Earl Simms is the co-founder and Executive Director of Restorative Community Solutions. He is a Certified Community Care Coach and Mediator with 10 years experience in direct service, nonprofit leadership and policy advocacy in the area of criminal justice reform and alternatives to incarceration. Earl was a member of the Safety and Justice Challenge through the MacArthur Foundation. He currently consults with San Francisco’s Department of Homelessness and Supportive Housing where he leads the Just Home initiative, focused on finding alternatives to incarceration, reducing the jail population and reducing disparities in the system.

“As someone who has experienced and caused significant conflict in my lifetime, learning accountability has profoundly shaped my understanding of the ripple effects of unbalanced decisions made after conflict. When agreements are perceived as unfair, they can foster resentments that perpetuate even more conflictand harm. 

The CUC model offers a restorative approach to these conflicts, promoting mutually beneficial outcomes that foster healing. As an advocate, I am always seeking alternatives to traditional prosecution and view mediation as a way to avoid reliance on a historically punitive system. The CUC model is a perfect way to reduce the systemic harm caused by the court or policies as the resolution can happen outside of the court.

I am excited to be part of a body that can guide and sustain the course of healing, benefiting both the mediator and those who go through the mediation process.”


Lisa Taubenblat is a psychotherapist in private practice in New York City. She focuses on supporting couples and adult family members in resolving conflict and strengthening connection. This family dynamic lens informs her role as a divorce and family mediator. She has worked for over 20 years in community mental health clinics serving low-income populations, including seniors, immigrants, and LGBTQ+ individuals. She has a background in non-profit and foundation settings in the areas of education and public health. She is an active member of the Women’s Mental Health Consortium, the NYS Society for Clinical Social Work, and the Academy of Professional Family Mediators. Lisa has an MSW from NYU Silver School of Social Work and training from Ackerman Institute for the Family. 

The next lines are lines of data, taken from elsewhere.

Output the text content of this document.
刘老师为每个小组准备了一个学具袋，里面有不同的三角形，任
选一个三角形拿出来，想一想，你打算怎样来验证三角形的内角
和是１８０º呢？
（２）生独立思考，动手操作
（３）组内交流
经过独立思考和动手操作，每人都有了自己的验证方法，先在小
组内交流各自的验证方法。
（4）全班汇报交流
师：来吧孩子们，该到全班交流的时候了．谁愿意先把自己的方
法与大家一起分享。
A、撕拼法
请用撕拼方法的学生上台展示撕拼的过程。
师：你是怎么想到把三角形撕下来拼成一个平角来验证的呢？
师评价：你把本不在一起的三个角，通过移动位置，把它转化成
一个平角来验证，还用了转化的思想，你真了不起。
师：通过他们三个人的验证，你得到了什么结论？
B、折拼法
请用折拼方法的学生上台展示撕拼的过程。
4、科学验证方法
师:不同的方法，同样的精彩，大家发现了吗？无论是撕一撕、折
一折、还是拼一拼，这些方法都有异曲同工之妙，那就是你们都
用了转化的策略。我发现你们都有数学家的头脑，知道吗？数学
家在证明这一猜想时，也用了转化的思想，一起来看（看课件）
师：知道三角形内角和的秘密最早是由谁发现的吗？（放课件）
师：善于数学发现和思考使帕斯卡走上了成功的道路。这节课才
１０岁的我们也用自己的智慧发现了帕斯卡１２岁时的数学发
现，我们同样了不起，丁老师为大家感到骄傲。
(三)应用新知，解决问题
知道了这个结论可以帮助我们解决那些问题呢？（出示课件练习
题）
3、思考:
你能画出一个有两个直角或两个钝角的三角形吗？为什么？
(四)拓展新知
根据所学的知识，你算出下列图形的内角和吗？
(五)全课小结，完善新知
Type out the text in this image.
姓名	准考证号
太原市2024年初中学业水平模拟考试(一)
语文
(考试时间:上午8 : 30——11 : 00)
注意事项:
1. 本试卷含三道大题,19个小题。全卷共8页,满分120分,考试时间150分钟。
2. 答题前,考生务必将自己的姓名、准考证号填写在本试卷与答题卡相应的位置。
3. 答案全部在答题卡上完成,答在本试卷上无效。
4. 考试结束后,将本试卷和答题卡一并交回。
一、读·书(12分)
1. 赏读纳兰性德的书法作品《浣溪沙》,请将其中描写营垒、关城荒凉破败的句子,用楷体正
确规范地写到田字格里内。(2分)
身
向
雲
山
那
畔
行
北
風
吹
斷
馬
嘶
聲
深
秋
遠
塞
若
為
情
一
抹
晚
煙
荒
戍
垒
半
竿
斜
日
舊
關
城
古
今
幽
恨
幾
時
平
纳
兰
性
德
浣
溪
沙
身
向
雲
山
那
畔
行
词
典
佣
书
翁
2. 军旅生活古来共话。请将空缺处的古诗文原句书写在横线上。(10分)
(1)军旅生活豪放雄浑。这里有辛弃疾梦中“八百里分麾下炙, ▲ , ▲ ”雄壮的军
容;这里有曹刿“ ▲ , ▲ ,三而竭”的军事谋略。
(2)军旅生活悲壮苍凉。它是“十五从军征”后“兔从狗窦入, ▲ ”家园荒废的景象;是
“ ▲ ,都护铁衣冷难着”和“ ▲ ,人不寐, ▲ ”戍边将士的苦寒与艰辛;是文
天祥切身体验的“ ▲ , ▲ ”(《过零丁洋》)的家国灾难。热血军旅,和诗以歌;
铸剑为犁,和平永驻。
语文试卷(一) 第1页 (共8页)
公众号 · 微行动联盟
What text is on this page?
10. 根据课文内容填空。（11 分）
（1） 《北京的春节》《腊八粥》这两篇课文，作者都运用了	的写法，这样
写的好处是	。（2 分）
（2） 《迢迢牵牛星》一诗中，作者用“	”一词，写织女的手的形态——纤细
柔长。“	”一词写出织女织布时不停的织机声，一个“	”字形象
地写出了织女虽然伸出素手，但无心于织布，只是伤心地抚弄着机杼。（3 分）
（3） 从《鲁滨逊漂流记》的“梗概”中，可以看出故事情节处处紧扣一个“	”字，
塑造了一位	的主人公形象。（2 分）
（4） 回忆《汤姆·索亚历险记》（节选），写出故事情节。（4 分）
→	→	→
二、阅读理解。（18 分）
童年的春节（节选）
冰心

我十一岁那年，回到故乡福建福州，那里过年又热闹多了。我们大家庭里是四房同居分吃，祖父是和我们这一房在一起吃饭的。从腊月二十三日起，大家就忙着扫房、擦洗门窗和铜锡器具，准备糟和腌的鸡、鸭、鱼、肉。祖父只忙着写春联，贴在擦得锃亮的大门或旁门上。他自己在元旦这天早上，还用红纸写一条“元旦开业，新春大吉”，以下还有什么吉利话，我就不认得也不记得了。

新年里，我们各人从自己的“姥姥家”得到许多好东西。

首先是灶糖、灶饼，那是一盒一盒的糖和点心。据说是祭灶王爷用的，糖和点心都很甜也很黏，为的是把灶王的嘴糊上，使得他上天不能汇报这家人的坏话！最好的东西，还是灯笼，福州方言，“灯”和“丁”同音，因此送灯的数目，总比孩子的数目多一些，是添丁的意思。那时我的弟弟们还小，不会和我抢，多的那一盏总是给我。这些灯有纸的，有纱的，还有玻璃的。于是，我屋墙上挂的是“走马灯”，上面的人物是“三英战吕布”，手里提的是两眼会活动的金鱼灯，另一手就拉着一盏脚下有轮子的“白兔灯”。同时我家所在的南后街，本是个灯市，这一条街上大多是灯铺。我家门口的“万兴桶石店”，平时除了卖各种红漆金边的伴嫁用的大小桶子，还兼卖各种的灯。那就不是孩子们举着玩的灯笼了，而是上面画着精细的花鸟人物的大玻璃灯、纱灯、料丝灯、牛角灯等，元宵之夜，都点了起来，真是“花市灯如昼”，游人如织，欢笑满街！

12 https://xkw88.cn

“For me, CUC’s model of understanding is about pausing, slowing down, and listening. As a couples and family therapist, I encourage these skills and strategies to shift patterns in relationship dynamics. Self-awareness and emotional regulation in the context of intense interactions build empathy. CUC’s mission mirrors this in training, consulting, and community building. Couples in mediation can be supported by clarifying a mutual intention that serves the well-being of individuals and families despite conflictual emotional histories. The CUC approach takes practice and older, ingrained behavior will happen. Discussions can always be revisited when there is an openness to change. This flexibility challenges breakdowns in communication and instills hope that processing difficult conflict can strengthen relationships.”